Located in the south wing is the church, which follows the late medieval tradition of monastic churches.

Located in the south wing is the church, which follows the late medieval tradition of monastic churches. It has a quadrangular floor plan with a single nave and chapels set between original butresses; it does not have a transept and it adheres to the traditional typology and features of the Valencian Gothic. It has a deep presbytery and an extensive choir at the foot of the temple.

It has two access ways. The first leads to the exterior and its soberly constructed Gothic door, based on mouldings and pilasters, following the typical moulded ogival style, opens onto the plaza. Over the door can be seen a stand, which used to house an image of the Virgin Mary, now disappeared. The second door provides access to the cloister.
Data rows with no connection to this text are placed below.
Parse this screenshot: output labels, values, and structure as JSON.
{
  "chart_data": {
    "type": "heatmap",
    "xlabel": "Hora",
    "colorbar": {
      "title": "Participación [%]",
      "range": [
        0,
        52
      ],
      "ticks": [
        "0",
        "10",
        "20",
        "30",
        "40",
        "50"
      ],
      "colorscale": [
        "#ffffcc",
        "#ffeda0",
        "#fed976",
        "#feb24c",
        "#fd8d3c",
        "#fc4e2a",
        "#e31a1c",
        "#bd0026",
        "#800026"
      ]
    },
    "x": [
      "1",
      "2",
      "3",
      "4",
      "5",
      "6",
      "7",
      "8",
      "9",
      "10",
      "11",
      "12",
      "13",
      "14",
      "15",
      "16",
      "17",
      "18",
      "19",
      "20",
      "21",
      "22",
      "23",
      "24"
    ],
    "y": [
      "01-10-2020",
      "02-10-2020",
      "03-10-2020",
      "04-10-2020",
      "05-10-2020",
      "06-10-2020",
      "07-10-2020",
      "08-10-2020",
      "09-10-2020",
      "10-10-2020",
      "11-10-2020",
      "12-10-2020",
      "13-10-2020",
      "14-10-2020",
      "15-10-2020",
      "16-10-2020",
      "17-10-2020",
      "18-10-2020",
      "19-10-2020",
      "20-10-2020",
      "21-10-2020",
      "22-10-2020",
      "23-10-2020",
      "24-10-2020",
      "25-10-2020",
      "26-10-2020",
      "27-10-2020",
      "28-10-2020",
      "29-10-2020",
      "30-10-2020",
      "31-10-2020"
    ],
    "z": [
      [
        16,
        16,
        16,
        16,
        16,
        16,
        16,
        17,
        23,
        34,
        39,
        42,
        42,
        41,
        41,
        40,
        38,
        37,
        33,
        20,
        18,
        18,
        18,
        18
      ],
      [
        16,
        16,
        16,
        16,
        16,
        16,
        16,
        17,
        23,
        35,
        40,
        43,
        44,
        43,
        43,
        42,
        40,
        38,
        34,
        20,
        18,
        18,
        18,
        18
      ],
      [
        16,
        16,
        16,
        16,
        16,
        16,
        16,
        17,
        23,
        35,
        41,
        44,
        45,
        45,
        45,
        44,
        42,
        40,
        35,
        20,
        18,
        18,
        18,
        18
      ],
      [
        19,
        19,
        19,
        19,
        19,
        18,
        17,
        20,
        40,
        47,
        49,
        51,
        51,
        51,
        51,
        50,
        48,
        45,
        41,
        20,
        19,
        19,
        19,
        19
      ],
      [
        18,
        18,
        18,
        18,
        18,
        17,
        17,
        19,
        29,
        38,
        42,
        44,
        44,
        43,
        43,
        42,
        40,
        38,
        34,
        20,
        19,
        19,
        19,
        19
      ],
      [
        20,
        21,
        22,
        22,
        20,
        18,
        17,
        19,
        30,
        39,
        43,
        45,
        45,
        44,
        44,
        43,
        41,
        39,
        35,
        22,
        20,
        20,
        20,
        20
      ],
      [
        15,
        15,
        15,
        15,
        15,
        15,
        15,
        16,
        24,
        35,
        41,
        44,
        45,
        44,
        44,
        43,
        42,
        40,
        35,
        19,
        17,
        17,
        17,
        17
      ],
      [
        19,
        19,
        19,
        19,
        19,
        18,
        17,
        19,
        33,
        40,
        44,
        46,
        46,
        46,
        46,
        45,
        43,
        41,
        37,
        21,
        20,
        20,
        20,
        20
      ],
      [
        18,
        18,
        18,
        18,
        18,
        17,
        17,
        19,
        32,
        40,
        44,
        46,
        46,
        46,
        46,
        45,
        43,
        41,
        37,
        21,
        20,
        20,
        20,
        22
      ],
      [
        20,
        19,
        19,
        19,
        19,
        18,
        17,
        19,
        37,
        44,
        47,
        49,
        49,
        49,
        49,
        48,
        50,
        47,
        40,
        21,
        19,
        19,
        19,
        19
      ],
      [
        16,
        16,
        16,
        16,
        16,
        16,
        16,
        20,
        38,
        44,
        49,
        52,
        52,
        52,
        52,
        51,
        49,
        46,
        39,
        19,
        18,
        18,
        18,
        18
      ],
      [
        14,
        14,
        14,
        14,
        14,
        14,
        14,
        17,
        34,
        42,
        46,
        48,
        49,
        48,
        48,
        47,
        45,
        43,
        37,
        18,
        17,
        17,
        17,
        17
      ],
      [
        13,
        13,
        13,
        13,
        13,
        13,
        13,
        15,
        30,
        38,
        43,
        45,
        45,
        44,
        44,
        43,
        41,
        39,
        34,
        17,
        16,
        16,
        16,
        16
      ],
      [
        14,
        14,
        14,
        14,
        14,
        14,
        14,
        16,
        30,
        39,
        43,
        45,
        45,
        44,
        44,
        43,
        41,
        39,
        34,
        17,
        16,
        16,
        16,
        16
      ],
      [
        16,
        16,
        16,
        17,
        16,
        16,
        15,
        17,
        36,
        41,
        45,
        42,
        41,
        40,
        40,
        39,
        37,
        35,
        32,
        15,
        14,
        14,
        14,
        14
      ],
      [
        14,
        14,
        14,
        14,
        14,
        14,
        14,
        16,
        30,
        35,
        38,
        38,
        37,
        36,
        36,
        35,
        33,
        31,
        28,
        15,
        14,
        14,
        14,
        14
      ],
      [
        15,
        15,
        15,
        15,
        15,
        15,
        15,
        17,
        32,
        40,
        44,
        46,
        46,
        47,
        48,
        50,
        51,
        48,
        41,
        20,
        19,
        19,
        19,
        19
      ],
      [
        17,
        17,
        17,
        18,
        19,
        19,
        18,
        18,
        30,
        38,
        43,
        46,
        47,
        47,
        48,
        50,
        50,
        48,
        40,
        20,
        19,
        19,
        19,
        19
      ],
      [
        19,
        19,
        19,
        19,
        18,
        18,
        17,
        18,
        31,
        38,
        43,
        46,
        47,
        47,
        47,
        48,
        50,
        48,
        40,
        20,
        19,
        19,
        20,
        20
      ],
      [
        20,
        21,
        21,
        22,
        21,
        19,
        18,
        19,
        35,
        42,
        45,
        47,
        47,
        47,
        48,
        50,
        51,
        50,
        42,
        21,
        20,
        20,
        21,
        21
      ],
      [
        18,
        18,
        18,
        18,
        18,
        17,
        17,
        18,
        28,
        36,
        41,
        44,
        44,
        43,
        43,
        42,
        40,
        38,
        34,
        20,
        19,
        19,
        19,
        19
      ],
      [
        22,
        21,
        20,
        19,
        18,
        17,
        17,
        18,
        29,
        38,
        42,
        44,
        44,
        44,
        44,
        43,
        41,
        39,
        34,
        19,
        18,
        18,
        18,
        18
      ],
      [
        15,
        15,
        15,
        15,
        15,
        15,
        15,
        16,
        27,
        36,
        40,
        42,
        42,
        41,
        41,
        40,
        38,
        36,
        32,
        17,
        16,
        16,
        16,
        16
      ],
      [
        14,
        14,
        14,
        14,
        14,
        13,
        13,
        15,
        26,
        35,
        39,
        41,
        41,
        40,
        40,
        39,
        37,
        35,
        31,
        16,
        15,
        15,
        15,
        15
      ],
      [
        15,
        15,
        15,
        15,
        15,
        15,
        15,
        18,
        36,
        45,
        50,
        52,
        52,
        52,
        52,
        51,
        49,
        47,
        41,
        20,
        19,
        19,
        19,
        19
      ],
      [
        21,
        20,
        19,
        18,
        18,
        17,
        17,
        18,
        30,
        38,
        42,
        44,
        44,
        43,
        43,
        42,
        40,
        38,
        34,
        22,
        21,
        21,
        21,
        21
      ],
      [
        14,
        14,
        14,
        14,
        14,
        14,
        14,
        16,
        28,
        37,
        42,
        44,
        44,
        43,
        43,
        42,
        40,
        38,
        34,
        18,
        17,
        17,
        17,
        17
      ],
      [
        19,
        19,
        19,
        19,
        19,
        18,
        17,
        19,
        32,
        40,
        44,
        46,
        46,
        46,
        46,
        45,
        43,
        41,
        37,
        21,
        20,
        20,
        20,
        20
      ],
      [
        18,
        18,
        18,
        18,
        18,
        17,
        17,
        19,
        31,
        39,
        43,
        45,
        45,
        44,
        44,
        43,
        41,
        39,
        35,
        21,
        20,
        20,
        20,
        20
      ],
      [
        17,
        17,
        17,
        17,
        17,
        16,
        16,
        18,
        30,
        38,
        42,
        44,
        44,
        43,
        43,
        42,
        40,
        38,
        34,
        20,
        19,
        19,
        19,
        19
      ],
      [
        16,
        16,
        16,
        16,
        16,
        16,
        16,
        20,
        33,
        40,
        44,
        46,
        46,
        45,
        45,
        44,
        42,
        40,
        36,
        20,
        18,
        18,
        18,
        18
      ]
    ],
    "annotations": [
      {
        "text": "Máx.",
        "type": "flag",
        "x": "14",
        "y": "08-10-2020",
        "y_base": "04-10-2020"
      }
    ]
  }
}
The primitive 14th Century church was in Gothic style, with five ogival diaphragm arches that divided it into sections; it had a gabled roof. During the 18th Century the church was transformed into the Gothic style; to achieve this part of the arches were demolished in order to increase their height and to cover the nave with a barrel vault with lunettes.

The Chapel to the Virgin of Health, constructed in the 18th Century, used to stand on the Epistle side, but the only part of this that remains is the door that bears the anagram of the image of the Virgin.

Ausias March chose the side chapels as the burial tombs for his two wives, Isabel Martorell and Joana Escorna.

A feature of the altar area of the church is a wide rectangular chancel from which two access ways open, one on each side, which lead to two small rooms that flank the tabernacle. This area has a quadrangular floor plan and is covered by a cupola with a lantern and baroque decoration with plant motifs. The floors is covered with Valencian tiles from the 16th Century.

The choir is located at the foot of the church and its lower part is divided up into two sections, one of which is delimited by two round arches. Between these can be found a groin vault, which is flanked by two more arches that are also rounded and frame the entrances to the church. These arches are supported by capitals bearing the coat of arms of the first Duke of Gandia, Alfonso I of Aragon, decorated with figurative, plant and pastoral motifs.

The upper choir has a rectangular floor plan and is covered by a stellar vault with lunettes, which were decorated with paintings and venerations in the corners. The roundels that are distributed around the vault are also decorated.